= Henry Folland =

Henry Philip Folland OBE (22 January 1889 - 5 September 1954) was an English aviation engineer and aircraft designer.

==Early years==
Folland was born on 22 January 1889 to Frederick and Mary Folland at 2 King Street, Holy Trinity, Cambridge. His father was listed as a Stonemason.

==Aviation career==
In 1905, Folland became an apprentice at the Lanchester Motor Company in Birmingham, he then joined the design staff at Swift Motor Company and then in 1908 he became a draughtsman at the Daimler Company. It was at Daimler that he developed his interest in powered flying machines. Folland worked at the Royal Aircraft Factory at Farnborough from 1912, where he was lead designer on the S.E.4 and later S.E.5. The S.E.4 was the fastest aircraft known in 1914, and the S.E.5 was a major fighter aircraft during the First World War. He also designed the Royal Aircraft Factory's "Aerial Target" (built by Ruston Proctor), an anti-Zeppelin pilotless aircraft designed to use A M Low's radio control systems.
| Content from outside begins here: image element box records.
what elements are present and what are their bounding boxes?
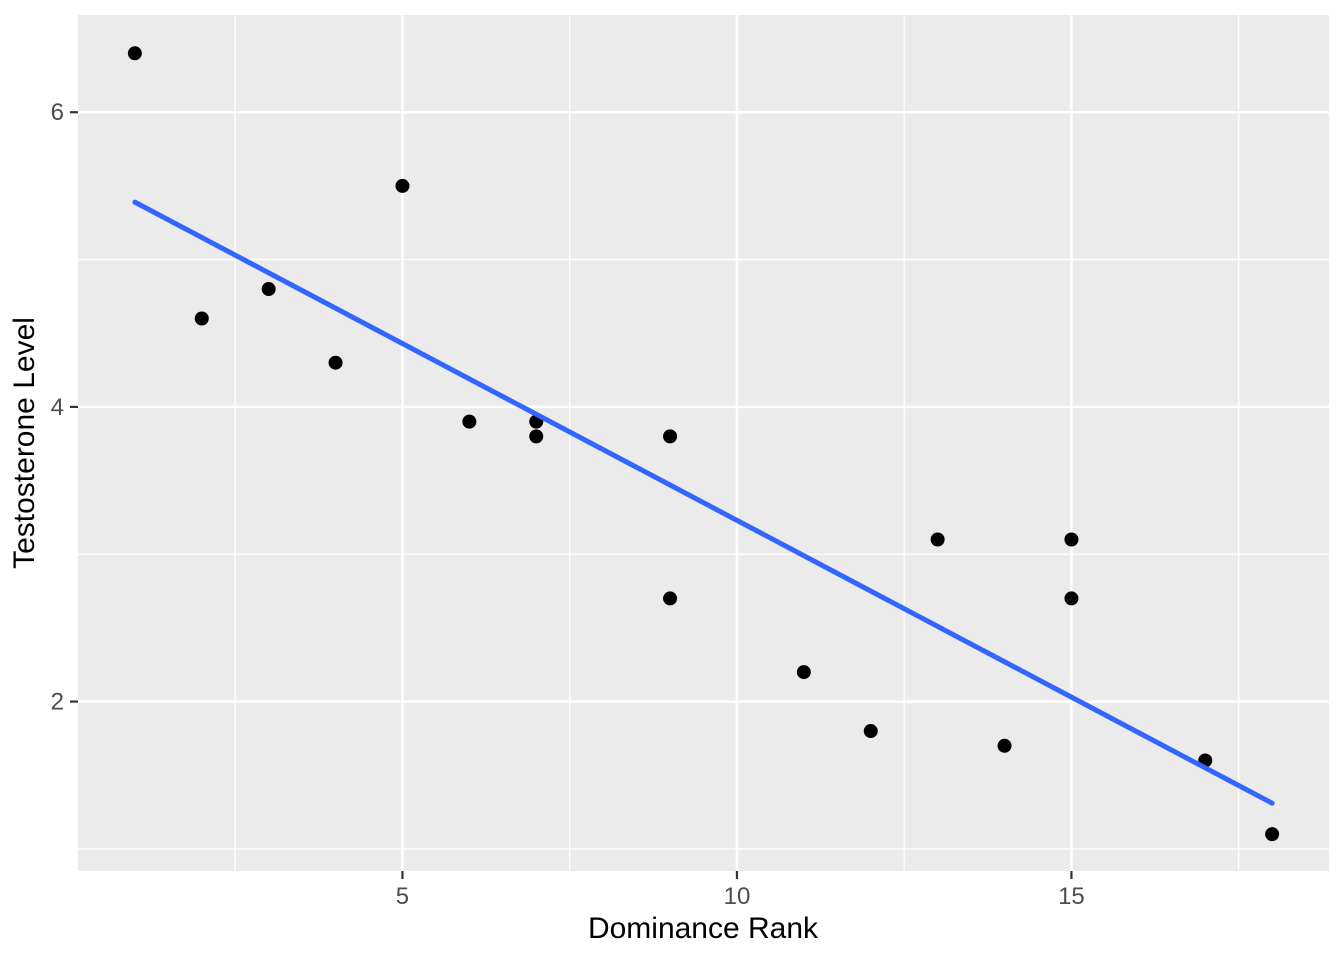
data-point bbox=[529, 429, 544, 444]
data-point bbox=[1064, 591, 1079, 606]
x-axis-title: Dominance Rank bbox=[588, 912, 819, 945]
x-tick-label: 5 bbox=[396, 883, 409, 910]
data-point bbox=[863, 724, 878, 739]
data-point bbox=[462, 414, 477, 429]
data-point bbox=[395, 178, 410, 193]
data-point bbox=[663, 429, 678, 444]
data-point bbox=[1265, 827, 1280, 842]
y-axis-title: Testosterone Level bbox=[8, 317, 41, 569]
data-point bbox=[261, 282, 276, 297]
data-point bbox=[328, 355, 343, 370]
data-point bbox=[194, 311, 209, 326]
y-tick-label: 2 bbox=[51, 689, 64, 716]
y-tick-label: 6 bbox=[51, 99, 64, 126]
x-tick-label: 10 bbox=[724, 883, 751, 910]
data-point bbox=[997, 738, 1012, 753]
plot-panel bbox=[78, 15, 1329, 871]
data-point bbox=[930, 532, 945, 547]
data-point bbox=[796, 665, 811, 680]
x-tick-label: 15 bbox=[1058, 883, 1085, 910]
data-point bbox=[127, 46, 142, 61]
data-point bbox=[1064, 532, 1079, 547]
trend-line bbox=[132, 199, 1275, 806]
data-point bbox=[663, 591, 678, 606]
y-tick-label: 4 bbox=[51, 394, 64, 421]
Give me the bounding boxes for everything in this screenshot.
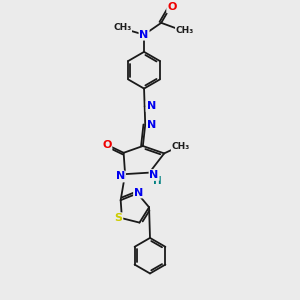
Text: N: N (140, 30, 149, 40)
Text: O: O (167, 2, 177, 13)
Text: N: N (149, 170, 159, 180)
Text: N: N (134, 188, 143, 197)
Text: N: N (147, 120, 156, 130)
Text: S: S (114, 213, 122, 223)
Text: O: O (102, 140, 111, 150)
Text: N: N (116, 172, 125, 182)
Text: H: H (153, 176, 162, 186)
Text: CH₃: CH₃ (172, 142, 190, 151)
Text: N: N (146, 101, 156, 111)
Text: CH₃: CH₃ (176, 26, 194, 35)
Text: CH₃: CH₃ (113, 23, 131, 32)
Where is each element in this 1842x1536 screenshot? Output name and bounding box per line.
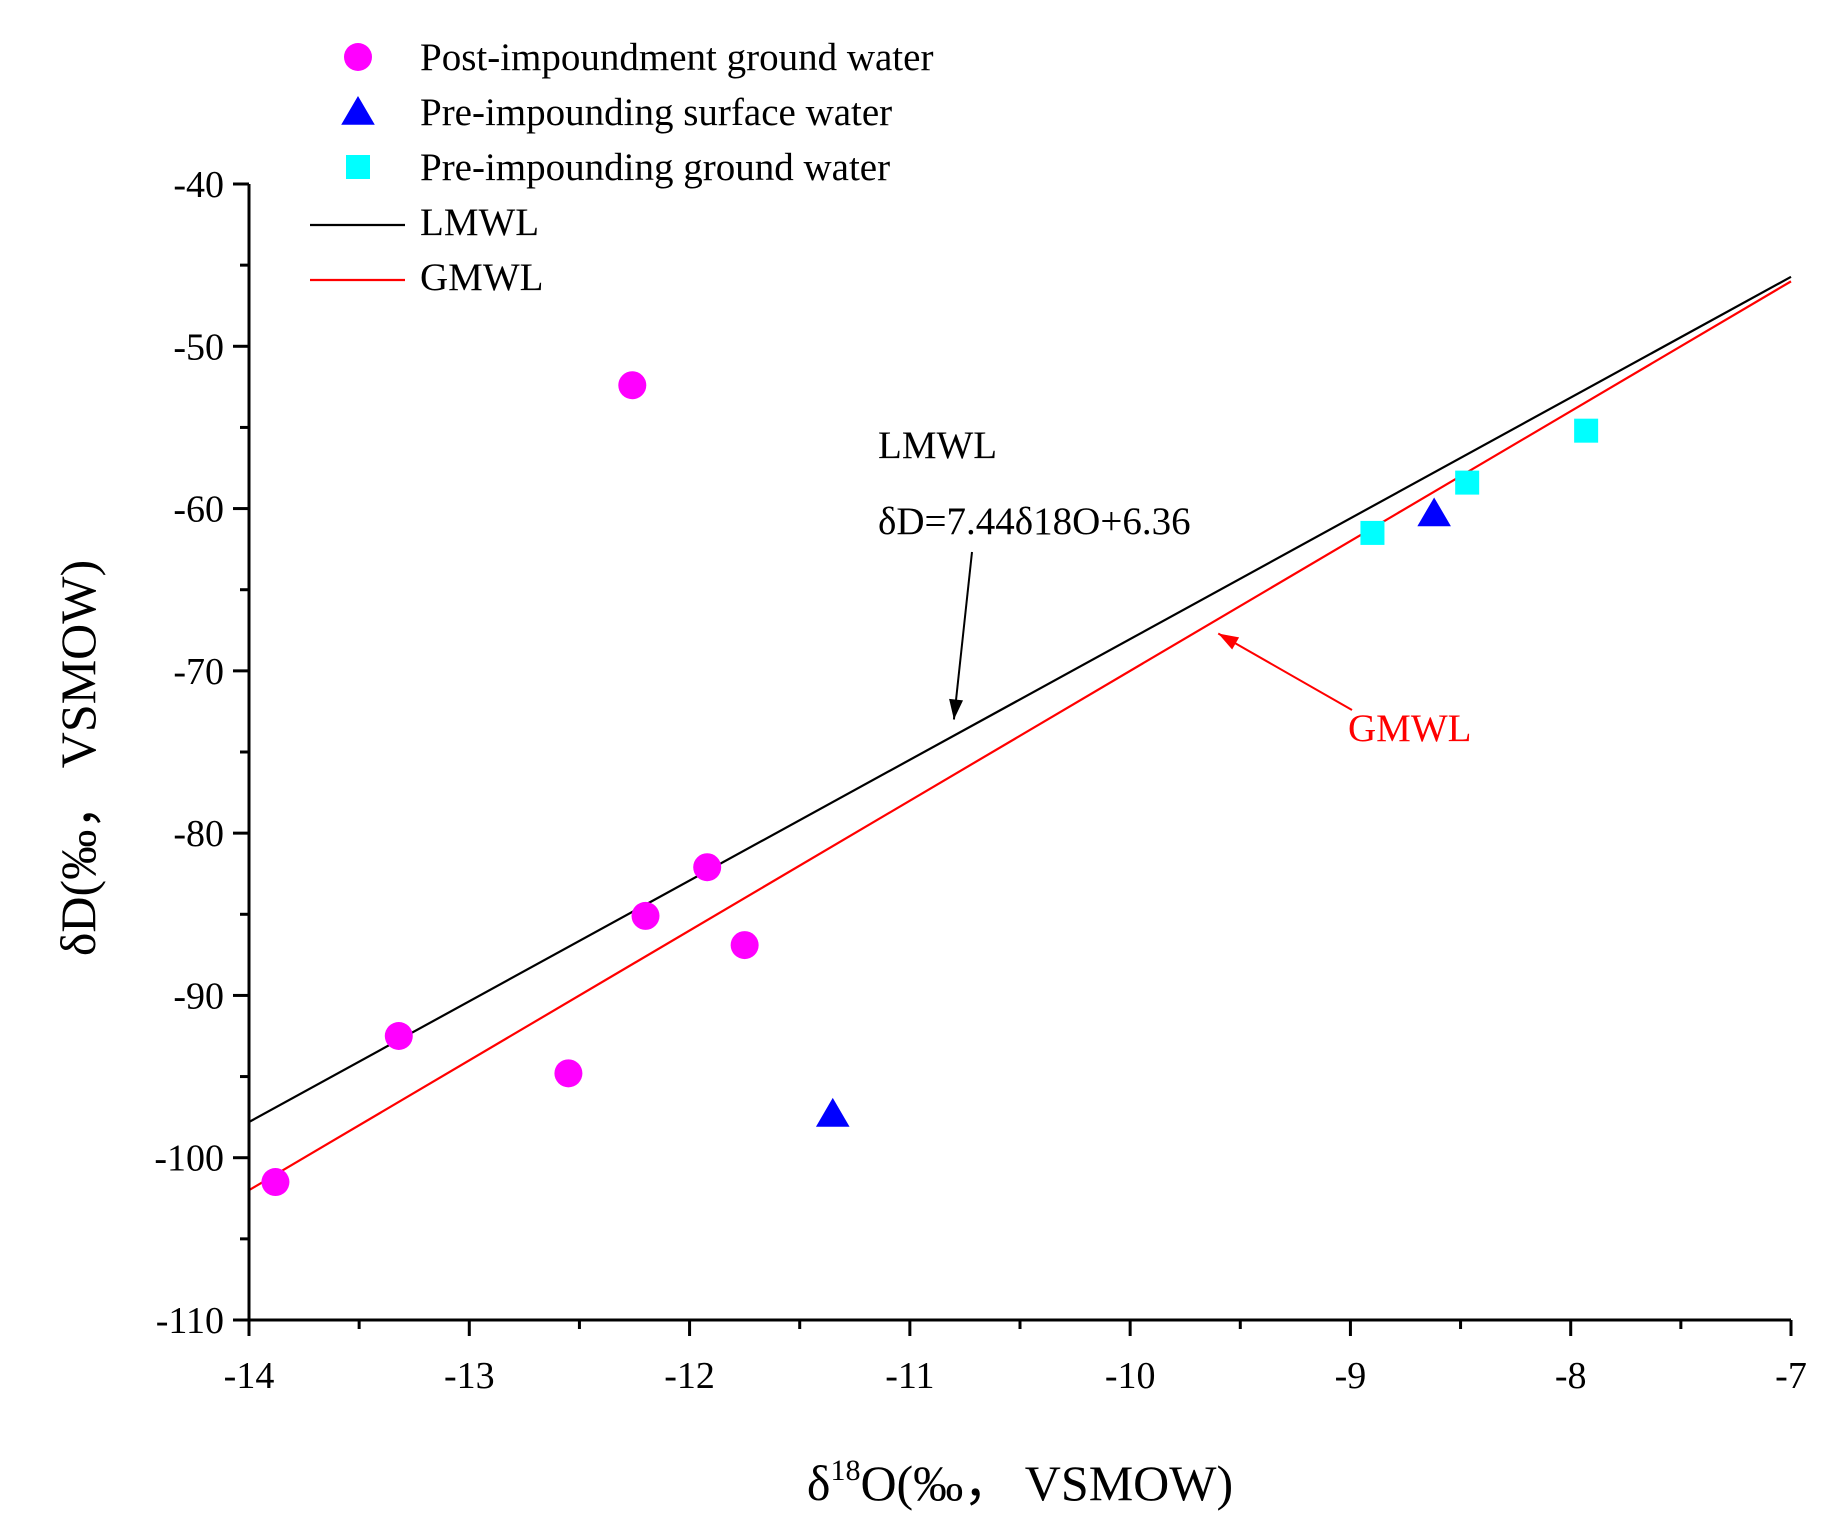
post-impoundment-ground-water-point-0 [261, 1168, 290, 1197]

Folland left the Royal Aircraft Factory in 1917, joining the Nieuport & General Aircraft company as chief designer., designing the Nieuport Nighthawk, which was adopted as a standard fighter by the Royal Air Force but did not enter service owing to the problems in development of its ABC Dragonfly engine. Not long after starting at Nieuport, Folland was joined by Howard Preston - a design and stress man - who was also to work with him later at Gloster and Follands. Nieuport & General ceased operations in 1920 and his services were taken up by the Gloster Aircraft Company, who had built Nighthawks under licence during the First World War, joining them in 1921.

Folland was the chief designer for Gloster for many years, producing a range of successful fighter aircraft such as the Grebe, Gamecock, Gauntlet and finally the Gloster Gladiator.

===Folland Aircraft Ltd===

Folland left the company in 1937, following the takeover of Gloster by Hawker, feeling that Hawker designs would be favoured over his own. Folland purchased the British Marine Aircraft Company at Hamble, near Southampton, renaming it Folland Aircraft Limited.

Initially, Folland Aircraft was mainly involved in sub-contract work for other aircraft manufacturers particularly during the Second World War. Some 45 civil and military projects were offered by Folland to meet Air Ministry requirements. Only one - the Fo.108 - a flying engine testbed nicknamed the "Frightful" from its appearance, was accepted and 12 of these were built.

The company's most well-known design was the Gnat, famously a member of the Yellowjacks and the Red Arrows and succeeded by the Hawker Siddeley Hawk as the RAF's main fast jet training aircraft. However Folland never lived to see its first flight.

==Later years==
By July 1951, Folland was suffering from severe ill health and resigned as managing director being succeeded by the designer W. E. W. Petter who had left English Electric. Nonetheless, he remained on the Board until his death on 4 September 1954. Three weeks earlier, Petter's Folland Midge, the precursor to the Folland Gnat had made its first flight. In his book, Sky Fever, Sir Geoffrey de Havilland describes Folland as becoming a recluse after he retired as managing director.